Chief Ensures Moccasin Art Continues

By Abigail Singrey
asingrey@examiner-enterprise.com
Saturday, March 26, 2011 10:07 PM CDT

The art of moccasin making has been passed down through the generations in Delaware Chief Paula Pechonick’s family, and now she sees it as her mission to make sure the tradition continues.

Pechonick’s great-great-grandmother was a moccasin-maker, and she used to travel to Pawhuska — which was an oil boom town at the time — with a load of moccasins to sell. More recently, Pechonick’s aunt — Anna Anderson Davis — passed down the art to other members of the family.

Now, Pechonick has accepted the baton from the women who went before her. Through her classes, which happen about once a year, Pechonick has saved the art of moccasin making within the Delaware tribe, Annette Ketchum said.

Tribal council member Jan Brown says Pechonick taught her in 1993, and “I just fell in love with it,” she said. She has taught her own family members now, she said, and one granddaughter embroidered a University of Oklahoma emblem on hers.

“I love it when they take it and run further than you teach them,” Brown said.

Moccasin makers “really were few and far between” before the classes, Pechonick said. “A lot of … Delaware women make their moccasins now.”

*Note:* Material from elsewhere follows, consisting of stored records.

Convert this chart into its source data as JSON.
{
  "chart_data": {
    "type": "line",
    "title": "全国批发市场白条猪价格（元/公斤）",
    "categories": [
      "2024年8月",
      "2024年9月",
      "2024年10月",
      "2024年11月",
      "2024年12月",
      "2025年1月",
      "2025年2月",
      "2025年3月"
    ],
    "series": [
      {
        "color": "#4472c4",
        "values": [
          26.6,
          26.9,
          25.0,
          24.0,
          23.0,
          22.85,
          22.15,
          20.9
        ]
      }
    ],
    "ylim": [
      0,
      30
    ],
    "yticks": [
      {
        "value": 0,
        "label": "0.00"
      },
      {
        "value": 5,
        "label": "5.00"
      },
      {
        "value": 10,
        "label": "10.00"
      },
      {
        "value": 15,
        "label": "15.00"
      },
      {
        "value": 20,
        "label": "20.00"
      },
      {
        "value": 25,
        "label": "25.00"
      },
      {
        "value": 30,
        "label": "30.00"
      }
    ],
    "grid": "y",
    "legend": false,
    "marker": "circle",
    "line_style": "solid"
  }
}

The moccasins are a key element of the traditional clothing, which for women also includes a taffeta shirt, wool skirt, tulip purse, shawl and fan.

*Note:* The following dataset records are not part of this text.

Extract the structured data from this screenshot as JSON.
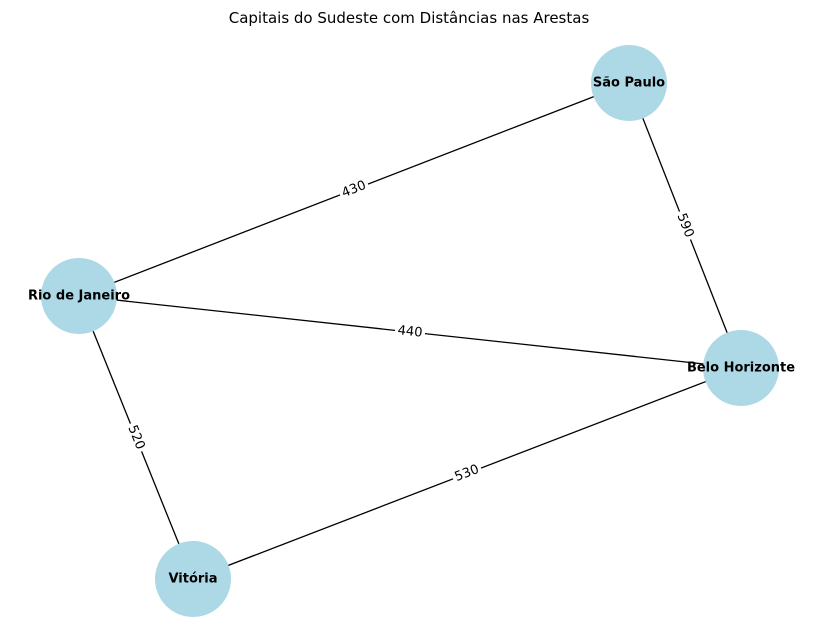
{
  "title": "Capitais do Sudeste com Distâncias nas Arestas",
  "colors": {
    "node_fill": "#add8e6",
    "edge": "#000000",
    "label_bg": "#ffffff"
  },
  "nodes": [
    {
      "id": "sp",
      "label": "São Paulo"
    },
    {
      "id": "rj",
      "label": "Rio de Janeiro"
    },
    {
      "id": "bh",
      "label": "Belo Horizonte"
    },
    {
      "id": "vt",
      "label": "Vitória"
    }
  ],
  "edges": [
    {
      "id": "rj-sp",
      "source": "rj",
      "target": "sp",
      "weight": "430"
    },
    {
      "id": "sp-bh",
      "source": "sp",
      "target": "bh",
      "weight": "590"
    },
    {
      "id": "rj-bh",
      "source": "rj",
      "target": "bh",
      "weight": "440"
    },
    {
      "id": "rj-vt",
      "source": "rj",
      "target": "vt",
      "weight": "520"
    },
    {
      "id": "vt-bh",
      "source": "vt",
      "target": "bh",
      "weight": "530"
    }
  ]
}
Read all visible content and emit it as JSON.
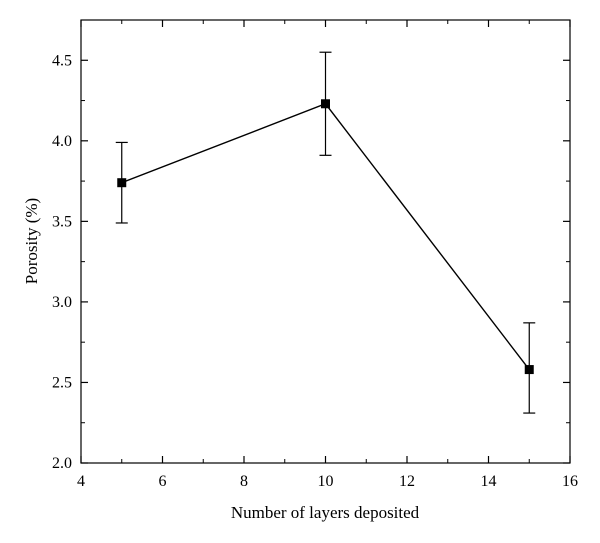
{
  "chart_data": {
    "type": "line",
    "title": "",
    "xlabel": "Number of layers deposited",
    "ylabel": "Porosity (%)",
    "xlim": [
      4,
      16
    ],
    "ylim": [
      2.0,
      4.75
    ],
    "xticks": [
      4,
      6,
      8,
      10,
      12,
      14,
      16
    ],
    "yticks": [
      2.0,
      2.5,
      3.0,
      3.5,
      4.0,
      4.5
    ],
    "ytick_labels": [
      "2.0",
      "2.5",
      "3.0",
      "3.5",
      "4.0",
      "4.5"
    ],
    "grid": false,
    "legend": "none",
    "series": [
      {
        "marker": "square",
        "color": "#000000",
        "x": [
          5,
          10,
          15
        ],
        "y": [
          3.74,
          4.23,
          2.58
        ],
        "err_low": [
          3.49,
          3.91,
          2.31
        ],
        "err_high": [
          3.99,
          4.55,
          2.87
        ]
      }
    ]
  }
}
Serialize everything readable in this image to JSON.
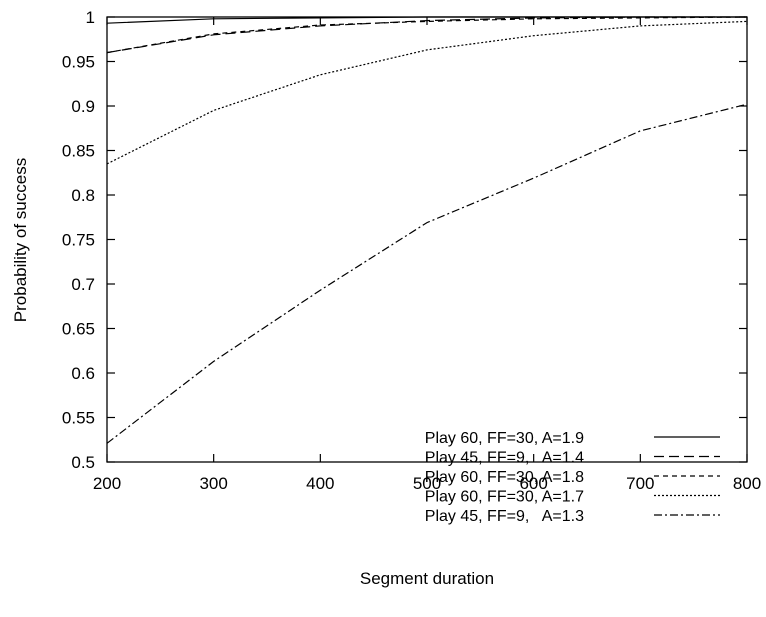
{
  "chart_data": {
    "type": "line",
    "title": "",
    "xlabel": "Segment duration",
    "ylabel": "Probability of success",
    "xlim": [
      200,
      800
    ],
    "ylim": [
      0.5,
      1.0
    ],
    "x_ticks": [
      200,
      300,
      400,
      500,
      600,
      700,
      800
    ],
    "y_ticks": [
      0.5,
      0.55,
      0.6,
      0.65,
      0.7,
      0.75,
      0.8,
      0.85,
      0.9,
      0.95,
      1.0
    ],
    "x_tick_labels": [
      "200",
      "300",
      "400",
      "500",
      "600",
      "700",
      "800"
    ],
    "y_tick_labels": [
      "0.5",
      "0.55",
      "0.6",
      "0.65",
      "0.7",
      "0.75",
      "0.8",
      "0.85",
      "0.9",
      "0.95",
      "1"
    ],
    "grid": false,
    "legend_position": "bottom-right",
    "x": [
      200,
      300,
      400,
      500,
      600,
      700,
      800
    ],
    "series": [
      {
        "name": "Play 60, FF=30, A=1.9",
        "dash": "solid",
        "values": [
          0.993,
          0.998,
          0.999,
          1.0,
          1.0,
          1.0,
          1.0
        ]
      },
      {
        "name": "Play 45, FF=9,   A=1.4",
        "dash": "long",
        "values": [
          0.96,
          0.98,
          0.99,
          0.996,
          0.999,
          1.0,
          1.0
        ]
      },
      {
        "name": "Play 60, FF=30, A=1.8",
        "dash": "medium",
        "values": [
          0.96,
          0.981,
          0.991,
          0.995,
          0.998,
          0.999,
          1.0
        ]
      },
      {
        "name": "Play 60, FF=30, A=1.7",
        "dash": "dotted",
        "values": [
          0.835,
          0.895,
          0.935,
          0.963,
          0.979,
          0.99,
          0.995
        ]
      },
      {
        "name": "Play 45, FF=9,   A=1.3",
        "dash": "dashdot",
        "values": [
          0.521,
          0.613,
          0.693,
          0.769,
          0.819,
          0.872,
          0.902
        ]
      }
    ]
  }
}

It takes around 30 hours to make a moccasin, Pechonick said. After the buckskin is stretched and a pattern is used to cut it, then it is gathered in the toe and the tongue is stitched on. Pechonick also frequently uses elk hide rather than deer hide to make the moccasins sturdier, she said.

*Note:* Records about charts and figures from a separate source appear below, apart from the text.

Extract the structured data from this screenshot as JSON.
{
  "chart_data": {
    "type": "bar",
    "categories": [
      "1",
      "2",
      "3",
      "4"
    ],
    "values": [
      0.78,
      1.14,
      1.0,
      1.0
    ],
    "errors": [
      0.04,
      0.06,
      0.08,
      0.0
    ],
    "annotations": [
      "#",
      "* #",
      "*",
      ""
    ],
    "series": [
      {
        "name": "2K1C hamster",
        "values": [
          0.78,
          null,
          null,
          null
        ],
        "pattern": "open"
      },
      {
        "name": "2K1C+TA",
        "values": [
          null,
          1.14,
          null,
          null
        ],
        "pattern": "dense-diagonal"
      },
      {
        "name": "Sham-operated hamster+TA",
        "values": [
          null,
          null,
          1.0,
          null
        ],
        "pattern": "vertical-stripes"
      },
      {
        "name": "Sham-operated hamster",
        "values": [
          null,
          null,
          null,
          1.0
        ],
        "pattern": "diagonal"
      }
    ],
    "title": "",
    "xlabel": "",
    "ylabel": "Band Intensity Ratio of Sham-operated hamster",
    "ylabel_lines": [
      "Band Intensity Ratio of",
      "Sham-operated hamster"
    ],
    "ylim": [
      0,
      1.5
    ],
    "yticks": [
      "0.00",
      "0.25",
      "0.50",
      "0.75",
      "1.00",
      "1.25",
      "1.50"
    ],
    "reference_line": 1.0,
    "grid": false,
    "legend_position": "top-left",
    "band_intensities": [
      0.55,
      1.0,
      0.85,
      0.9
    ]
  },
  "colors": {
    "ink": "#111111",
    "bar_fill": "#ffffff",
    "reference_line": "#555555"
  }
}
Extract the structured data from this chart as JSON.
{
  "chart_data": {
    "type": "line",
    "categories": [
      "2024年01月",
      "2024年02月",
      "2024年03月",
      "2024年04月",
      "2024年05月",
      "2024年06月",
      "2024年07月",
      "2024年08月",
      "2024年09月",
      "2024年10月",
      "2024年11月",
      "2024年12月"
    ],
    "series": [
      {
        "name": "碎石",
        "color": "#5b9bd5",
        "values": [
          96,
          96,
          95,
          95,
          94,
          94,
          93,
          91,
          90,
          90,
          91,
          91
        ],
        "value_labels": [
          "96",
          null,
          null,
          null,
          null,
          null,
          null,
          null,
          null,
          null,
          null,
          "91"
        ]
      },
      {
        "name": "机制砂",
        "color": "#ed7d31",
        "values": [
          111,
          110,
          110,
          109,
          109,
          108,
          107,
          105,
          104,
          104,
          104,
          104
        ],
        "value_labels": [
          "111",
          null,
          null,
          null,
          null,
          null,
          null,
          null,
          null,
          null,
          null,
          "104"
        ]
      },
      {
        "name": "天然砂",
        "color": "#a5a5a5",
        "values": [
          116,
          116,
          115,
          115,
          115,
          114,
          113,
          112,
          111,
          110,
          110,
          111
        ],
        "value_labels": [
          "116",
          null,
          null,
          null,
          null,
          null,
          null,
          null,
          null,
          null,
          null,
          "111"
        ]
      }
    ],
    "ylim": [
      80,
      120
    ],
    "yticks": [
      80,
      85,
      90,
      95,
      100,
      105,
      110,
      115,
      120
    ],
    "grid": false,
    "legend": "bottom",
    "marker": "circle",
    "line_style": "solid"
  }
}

“The trick to making moccasins is that you sew them on both the inside and on the outside, and that makes them sturdy,” Pechonick said.

The beadwork is the most laborious part of the process, she said.

Unless she is copying a pattern from someone else, Pechonick always starts her round pattern on the toe of the moccasin with two rows of white beads and then a row of a dark contrasting color, she said.

Pechonick has come a long way in learning the craft since her first few pairs of moccasins, she said. She had looked at some moccasins at a powwow, and decided that she could make them.

When her aunt saw the final results, she decided to give Pechonick some tips on the craft.

“Aunt Anna kind of talked in parables to us, so she told me a story about moccasins without insulting my moccasins,” Pechonick said.

Now Pechonick enjoys seeing others make their own first pairs, even if the results don’t turn out quite as they had hoped.

“One gentleman came in to class and said, ‘Look, I beaded a flying squirrel,’” she said.

He had been trying to bead a turtle to symbolize his membership in the turtle clan. There are three clans in the Delawares: turkey, turtle and wolf, Pechonick said.

Beading the moccasins is a way to connect people to the Delaware culture, Pechonick said. Having a tangible object they can wear at the end of a class seems to bring satisfaction, too.

“They feel like they have accomplished something, also,” Pechonick said.